Staff/Lead Software Engineer, AI Infrastructure

About the Company

A well-funded Bay Area AI startup operating at the frontier of generative media, with a product shipping to users at scale. The company is building the core infrastructure that powers its AI capabilities, and this is a senior, high-ownership hire on that team.

About the Role

This is a critical hire to build and scale the infrastructure behind the company's AI capabilities. You'll lead the design and implementation of GPU infrastructure, AI model serving APIs, and general AI infrastructure execution, enabling the machine learning features that drive the product.

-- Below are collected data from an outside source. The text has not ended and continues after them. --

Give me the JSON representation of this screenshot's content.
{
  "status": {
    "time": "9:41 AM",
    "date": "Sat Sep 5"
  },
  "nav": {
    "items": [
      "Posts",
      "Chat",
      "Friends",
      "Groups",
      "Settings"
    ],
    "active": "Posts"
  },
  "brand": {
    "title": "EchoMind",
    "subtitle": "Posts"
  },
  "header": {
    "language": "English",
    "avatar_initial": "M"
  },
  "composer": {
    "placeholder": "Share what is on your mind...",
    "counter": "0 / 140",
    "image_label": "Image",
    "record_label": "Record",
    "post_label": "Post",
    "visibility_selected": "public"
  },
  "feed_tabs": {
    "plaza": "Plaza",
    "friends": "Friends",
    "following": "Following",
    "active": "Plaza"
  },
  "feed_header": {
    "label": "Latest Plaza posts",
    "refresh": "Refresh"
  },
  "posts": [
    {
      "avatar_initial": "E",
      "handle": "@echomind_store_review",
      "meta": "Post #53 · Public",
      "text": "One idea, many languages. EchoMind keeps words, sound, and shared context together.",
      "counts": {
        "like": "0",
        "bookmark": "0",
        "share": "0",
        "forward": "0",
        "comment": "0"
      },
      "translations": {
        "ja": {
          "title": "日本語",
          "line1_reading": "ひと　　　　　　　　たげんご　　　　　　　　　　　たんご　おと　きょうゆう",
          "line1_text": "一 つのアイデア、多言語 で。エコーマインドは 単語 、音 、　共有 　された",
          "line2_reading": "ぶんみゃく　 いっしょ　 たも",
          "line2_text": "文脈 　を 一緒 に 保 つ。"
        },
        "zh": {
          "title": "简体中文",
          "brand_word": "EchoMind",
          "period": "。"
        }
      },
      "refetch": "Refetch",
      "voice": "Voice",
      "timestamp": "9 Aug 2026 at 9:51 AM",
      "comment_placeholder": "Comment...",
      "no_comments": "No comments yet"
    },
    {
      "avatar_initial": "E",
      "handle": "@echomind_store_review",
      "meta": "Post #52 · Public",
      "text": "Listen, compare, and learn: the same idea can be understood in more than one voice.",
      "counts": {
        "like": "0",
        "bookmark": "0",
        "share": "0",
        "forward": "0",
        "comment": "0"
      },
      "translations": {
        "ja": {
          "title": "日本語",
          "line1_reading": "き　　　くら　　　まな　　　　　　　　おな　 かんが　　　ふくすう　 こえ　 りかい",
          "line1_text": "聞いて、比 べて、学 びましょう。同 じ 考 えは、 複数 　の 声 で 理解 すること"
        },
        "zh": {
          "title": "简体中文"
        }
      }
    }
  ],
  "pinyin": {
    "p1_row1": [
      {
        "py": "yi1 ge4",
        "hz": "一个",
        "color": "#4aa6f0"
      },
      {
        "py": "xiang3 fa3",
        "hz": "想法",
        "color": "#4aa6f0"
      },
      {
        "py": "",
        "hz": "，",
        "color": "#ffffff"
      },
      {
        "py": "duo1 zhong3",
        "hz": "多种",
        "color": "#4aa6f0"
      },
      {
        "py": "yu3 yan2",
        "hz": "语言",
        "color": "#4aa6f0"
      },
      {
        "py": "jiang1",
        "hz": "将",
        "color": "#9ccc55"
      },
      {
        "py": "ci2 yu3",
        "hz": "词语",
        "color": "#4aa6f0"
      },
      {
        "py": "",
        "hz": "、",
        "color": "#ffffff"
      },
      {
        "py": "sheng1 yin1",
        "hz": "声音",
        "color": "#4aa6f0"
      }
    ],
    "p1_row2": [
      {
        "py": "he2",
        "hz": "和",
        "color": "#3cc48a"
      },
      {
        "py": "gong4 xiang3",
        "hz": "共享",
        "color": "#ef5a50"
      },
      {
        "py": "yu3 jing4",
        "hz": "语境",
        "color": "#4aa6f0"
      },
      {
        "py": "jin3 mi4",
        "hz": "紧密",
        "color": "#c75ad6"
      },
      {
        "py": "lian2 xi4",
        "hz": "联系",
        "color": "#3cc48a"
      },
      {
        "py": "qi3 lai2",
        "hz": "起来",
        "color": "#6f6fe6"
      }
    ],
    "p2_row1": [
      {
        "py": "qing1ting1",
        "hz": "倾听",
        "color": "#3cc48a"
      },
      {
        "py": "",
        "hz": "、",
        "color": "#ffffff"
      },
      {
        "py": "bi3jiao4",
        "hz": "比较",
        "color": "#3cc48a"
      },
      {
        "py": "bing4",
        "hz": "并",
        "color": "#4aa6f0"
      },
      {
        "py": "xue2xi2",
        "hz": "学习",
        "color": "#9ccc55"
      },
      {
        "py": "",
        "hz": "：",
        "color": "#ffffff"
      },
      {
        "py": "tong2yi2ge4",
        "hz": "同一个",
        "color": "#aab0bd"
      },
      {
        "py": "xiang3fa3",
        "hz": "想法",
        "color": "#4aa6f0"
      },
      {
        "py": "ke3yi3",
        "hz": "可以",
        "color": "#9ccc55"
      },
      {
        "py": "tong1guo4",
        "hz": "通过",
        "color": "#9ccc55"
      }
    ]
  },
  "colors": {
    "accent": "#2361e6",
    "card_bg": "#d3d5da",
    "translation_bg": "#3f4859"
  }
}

You'll architect robust, distributed systems optimized for high-performance AI workloads, large-scale GPU orchestration, and low-latency, reliable API serving. Your work will directly shape how users experience generative AI at scale. As a senior technical leader, you'll also mentor engineers, drive best practices, and set the technical vision for AI infrastructure.

What You'll Do

  • Design, develop, and maintain scalable GPU infrastructure for training and serving state-of-the-art AI models.
  • Architect and optimize high-throughput, low-latency APIs for AI model serving and inference.
  • Lead the orchestration, scheduling, and efficient utilization of heterogeneous GPU resources across clusters.
  • Build and support robust systems for model deployment, monitoring, scaling, and reliability in production.
  • Collaborate with ML, backend, and platform engineering teams to deliver seamless AI-powered product features.
  • Drive technical direction, code reviews, and mentorship across the AI Infrastructure team.
What We're Looking For

  • 5 years as a software engineer working on systems infrastructure, including hands-on ML serving and GPU orchestration.
  • Deep knowledge of distributed systems, Kubernetes (or similar orchestration frameworks), and cloud-native infrastructure (AWS/GCP/Azure).
  • Proven expertise building and optimizing APIs for large-scale AI model serving (TensorFlow Serving, Triton, TorchServe, or similar).
  • Familiarity with the challenges of high-throughput, scalable GPU fleet management, scheduling, and efficient model execution.
  • Proficiency in backend languages such as Python, Go, or C , with experience optimizing for performance and reliability.
  • Ownership mentality and the drive to solve complex problems independently in ambiguous, high-growth environments.
  • Excellent communication, collaboration, and mentorship skills.
Nice to Have

  • Experience with multi-modal AI model infrastructure (LLMs, generative models, video/image/speech models).
  • Background building infra for multi-tenant SaaS, enterprise AI/ML platforms, or operational automation at scale.
  • Previous startup experience, or a track record leading high-impact projects through ambiguity and rapid iteration.
  • Experience with competitive coding or large-scale distributed computing environments.